Hospitals say they often notify patients several times about available help. They’ve also eased income limits for assistance during the pandemic, and some have smoothed out cumbersome applicatio­ns.

But it can be hard to identify everyone who needs help, said Rick Gundling, a senior vice president with the Healthcare Financial Management Associatio­n, which consults with hospitals.

“I think many times when the patient doesn’t have the money, they retreat or they don’t ask for help, when the hospital can help,” he said.

Assisting people in the middle of a medical crisis can be difficult. Patients often have no idea when they receive care what it will ultimately cost and how much help they will need. A slew of insurance notices and bills that arrive later can sow more confusion.

Hospitals frequently post notices about financial help on emergency rooms walls or in bills sent to patient homes. But those can be overlooked or forgotten.

Hospitals often post informatio­n about available help online. But that can be hard to find too.

Some hospitals — and state lawmakers — are trying to make improvemen­ts.

Oregon Health & Science University slimmed its applicatio­n for help a couple years ago. When someone requests help paying for emergency or medically necessary care, the Portland academic health center now just asks for patient income, which it verifies with a soft credit check. That replaced a paper applicatio­n that required several documents.

“We’re not here to have people worry about their medical bills,” said Kristi Cushman, the center’s director of patient access services.
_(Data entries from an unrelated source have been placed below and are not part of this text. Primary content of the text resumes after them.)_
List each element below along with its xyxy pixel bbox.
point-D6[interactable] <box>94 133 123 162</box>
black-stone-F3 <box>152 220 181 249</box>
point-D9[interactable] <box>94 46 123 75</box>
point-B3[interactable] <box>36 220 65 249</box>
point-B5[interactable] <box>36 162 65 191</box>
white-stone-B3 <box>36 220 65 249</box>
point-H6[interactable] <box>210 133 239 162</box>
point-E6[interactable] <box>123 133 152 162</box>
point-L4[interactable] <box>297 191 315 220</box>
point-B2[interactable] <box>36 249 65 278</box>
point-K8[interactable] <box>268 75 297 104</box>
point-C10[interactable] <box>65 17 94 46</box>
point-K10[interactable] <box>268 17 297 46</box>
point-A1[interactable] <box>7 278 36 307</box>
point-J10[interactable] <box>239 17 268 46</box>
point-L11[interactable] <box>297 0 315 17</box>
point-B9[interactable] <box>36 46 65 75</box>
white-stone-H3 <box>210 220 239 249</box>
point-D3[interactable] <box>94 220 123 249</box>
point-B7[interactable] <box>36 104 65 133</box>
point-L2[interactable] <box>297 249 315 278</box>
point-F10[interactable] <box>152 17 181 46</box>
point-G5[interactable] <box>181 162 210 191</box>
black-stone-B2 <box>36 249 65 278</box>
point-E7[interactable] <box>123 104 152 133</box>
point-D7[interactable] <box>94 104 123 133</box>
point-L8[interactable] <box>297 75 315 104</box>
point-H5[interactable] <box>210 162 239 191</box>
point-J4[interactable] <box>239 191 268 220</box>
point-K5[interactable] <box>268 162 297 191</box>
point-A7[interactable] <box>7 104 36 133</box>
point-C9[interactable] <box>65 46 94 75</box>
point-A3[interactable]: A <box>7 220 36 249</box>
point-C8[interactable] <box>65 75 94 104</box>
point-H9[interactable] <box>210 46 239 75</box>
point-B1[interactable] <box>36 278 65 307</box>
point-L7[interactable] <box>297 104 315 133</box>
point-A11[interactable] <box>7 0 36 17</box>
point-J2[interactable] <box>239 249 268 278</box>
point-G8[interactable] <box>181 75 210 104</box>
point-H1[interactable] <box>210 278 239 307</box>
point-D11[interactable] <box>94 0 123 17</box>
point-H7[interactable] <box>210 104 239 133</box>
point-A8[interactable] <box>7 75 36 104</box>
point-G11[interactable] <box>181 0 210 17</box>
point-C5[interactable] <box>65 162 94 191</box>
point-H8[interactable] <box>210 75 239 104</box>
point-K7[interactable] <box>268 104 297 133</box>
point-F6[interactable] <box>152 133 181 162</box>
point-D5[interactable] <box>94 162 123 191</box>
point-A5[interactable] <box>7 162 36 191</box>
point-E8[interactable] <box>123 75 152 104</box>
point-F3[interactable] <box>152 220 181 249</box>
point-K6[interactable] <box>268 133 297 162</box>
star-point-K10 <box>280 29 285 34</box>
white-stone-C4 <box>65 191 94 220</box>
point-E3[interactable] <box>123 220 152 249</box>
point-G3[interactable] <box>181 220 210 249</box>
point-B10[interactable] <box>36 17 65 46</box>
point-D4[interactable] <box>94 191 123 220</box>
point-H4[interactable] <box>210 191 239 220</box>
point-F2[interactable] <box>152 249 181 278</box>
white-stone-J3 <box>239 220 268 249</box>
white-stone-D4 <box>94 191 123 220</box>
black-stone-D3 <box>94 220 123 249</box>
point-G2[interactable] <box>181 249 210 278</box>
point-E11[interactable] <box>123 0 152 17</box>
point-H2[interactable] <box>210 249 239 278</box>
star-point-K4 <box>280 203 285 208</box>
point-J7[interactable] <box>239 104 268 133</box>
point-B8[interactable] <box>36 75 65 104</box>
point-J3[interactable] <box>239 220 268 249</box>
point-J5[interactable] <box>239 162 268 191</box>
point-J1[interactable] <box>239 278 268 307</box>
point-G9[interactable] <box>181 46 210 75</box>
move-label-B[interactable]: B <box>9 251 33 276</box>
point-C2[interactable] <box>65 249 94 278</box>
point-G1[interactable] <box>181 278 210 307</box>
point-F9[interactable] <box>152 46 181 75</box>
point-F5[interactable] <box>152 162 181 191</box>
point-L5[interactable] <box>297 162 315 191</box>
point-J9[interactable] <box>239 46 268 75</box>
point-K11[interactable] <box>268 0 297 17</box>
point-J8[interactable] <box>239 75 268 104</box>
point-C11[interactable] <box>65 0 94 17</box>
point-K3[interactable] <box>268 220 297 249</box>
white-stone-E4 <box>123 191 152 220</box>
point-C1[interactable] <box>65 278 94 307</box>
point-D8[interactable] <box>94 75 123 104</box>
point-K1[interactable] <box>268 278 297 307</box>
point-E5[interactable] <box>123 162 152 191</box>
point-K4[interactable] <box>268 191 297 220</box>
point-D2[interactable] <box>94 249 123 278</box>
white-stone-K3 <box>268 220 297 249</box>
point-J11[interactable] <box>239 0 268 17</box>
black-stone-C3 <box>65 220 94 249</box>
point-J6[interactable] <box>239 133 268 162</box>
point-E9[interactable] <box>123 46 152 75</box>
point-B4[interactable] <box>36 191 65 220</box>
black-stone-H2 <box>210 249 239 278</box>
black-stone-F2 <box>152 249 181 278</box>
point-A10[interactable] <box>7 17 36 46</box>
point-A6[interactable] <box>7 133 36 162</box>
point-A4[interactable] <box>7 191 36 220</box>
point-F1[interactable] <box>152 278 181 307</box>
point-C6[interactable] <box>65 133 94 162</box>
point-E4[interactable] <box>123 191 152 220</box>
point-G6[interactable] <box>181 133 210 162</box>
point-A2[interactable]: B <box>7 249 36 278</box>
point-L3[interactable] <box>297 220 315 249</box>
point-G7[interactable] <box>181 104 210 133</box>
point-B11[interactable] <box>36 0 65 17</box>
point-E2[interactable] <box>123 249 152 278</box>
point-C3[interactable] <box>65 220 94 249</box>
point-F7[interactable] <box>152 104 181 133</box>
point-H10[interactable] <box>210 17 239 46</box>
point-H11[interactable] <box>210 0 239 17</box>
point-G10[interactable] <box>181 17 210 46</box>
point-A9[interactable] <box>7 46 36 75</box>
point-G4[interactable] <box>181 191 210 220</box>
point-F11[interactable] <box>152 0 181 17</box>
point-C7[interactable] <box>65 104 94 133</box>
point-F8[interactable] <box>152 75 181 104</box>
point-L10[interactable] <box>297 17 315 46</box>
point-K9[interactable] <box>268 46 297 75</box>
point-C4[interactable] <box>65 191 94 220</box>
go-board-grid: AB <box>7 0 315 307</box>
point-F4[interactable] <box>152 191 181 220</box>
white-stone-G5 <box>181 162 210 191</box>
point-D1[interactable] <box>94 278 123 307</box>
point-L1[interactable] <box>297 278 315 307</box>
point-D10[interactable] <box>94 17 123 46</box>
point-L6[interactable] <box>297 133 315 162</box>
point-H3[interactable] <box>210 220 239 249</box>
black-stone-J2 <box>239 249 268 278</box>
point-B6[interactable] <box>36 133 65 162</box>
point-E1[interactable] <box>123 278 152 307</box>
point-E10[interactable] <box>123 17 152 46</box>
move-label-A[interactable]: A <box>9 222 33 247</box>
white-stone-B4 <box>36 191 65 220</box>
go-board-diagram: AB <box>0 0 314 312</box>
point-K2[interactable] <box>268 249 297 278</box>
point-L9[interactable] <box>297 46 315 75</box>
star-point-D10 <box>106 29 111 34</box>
Several states have laws that require hospitals to offer a range of free or discounted care, usually based on income, according to the National Consumer Law Center.

A new Maryland law requires hospitals to show that they provided informatio­n on financial assistance and made a good-faith effort to set up a payment plan before they sue over a medical debt.

That makes the hospital prove it has done all it can to make patient payments affordable, said Marceline White, executive director of the Maryland Consumer Rights Coalition. “It shifts the burden appropriat­ely to the hospital, the multimilli­on-dollar entity, as opposed to the person making $40,000,” she said.

No such burdens have shifted in Tennessee, where Debra Smith worries she may be denied future medical care because of her bills.

Smith figures she has over $10,000 in unpaid medical bills from hospital stays over the past year, even though she has coverage through Medicare. She hasn’t been able to make much progress paying them off.

Smith, 57, sought help from Williamson Medical Center in Franklin earlier this year for a $1,500 bill, but they couldn’t settle on a payment plan.

Health problems prevent Smith from working. Living expenses and prescripti­ons consume most of the $2,300 a month she gets from a pension and Social Security.

She found the hospital’s applicatio­n for financial help online, but she never completed it. That form asks for copies of bank statements, utility and credit card bills, car payments and other paperwork. To Smith, it felt like they wanted reasons to reject her.

Medical center spokesman Mike Alday said the medical center has to confirm a patient’s financial need before providing help. He said the medical center makes financial counselors available and offers discounts and payment plans if patients don’t complete financial aid applicatio­ns.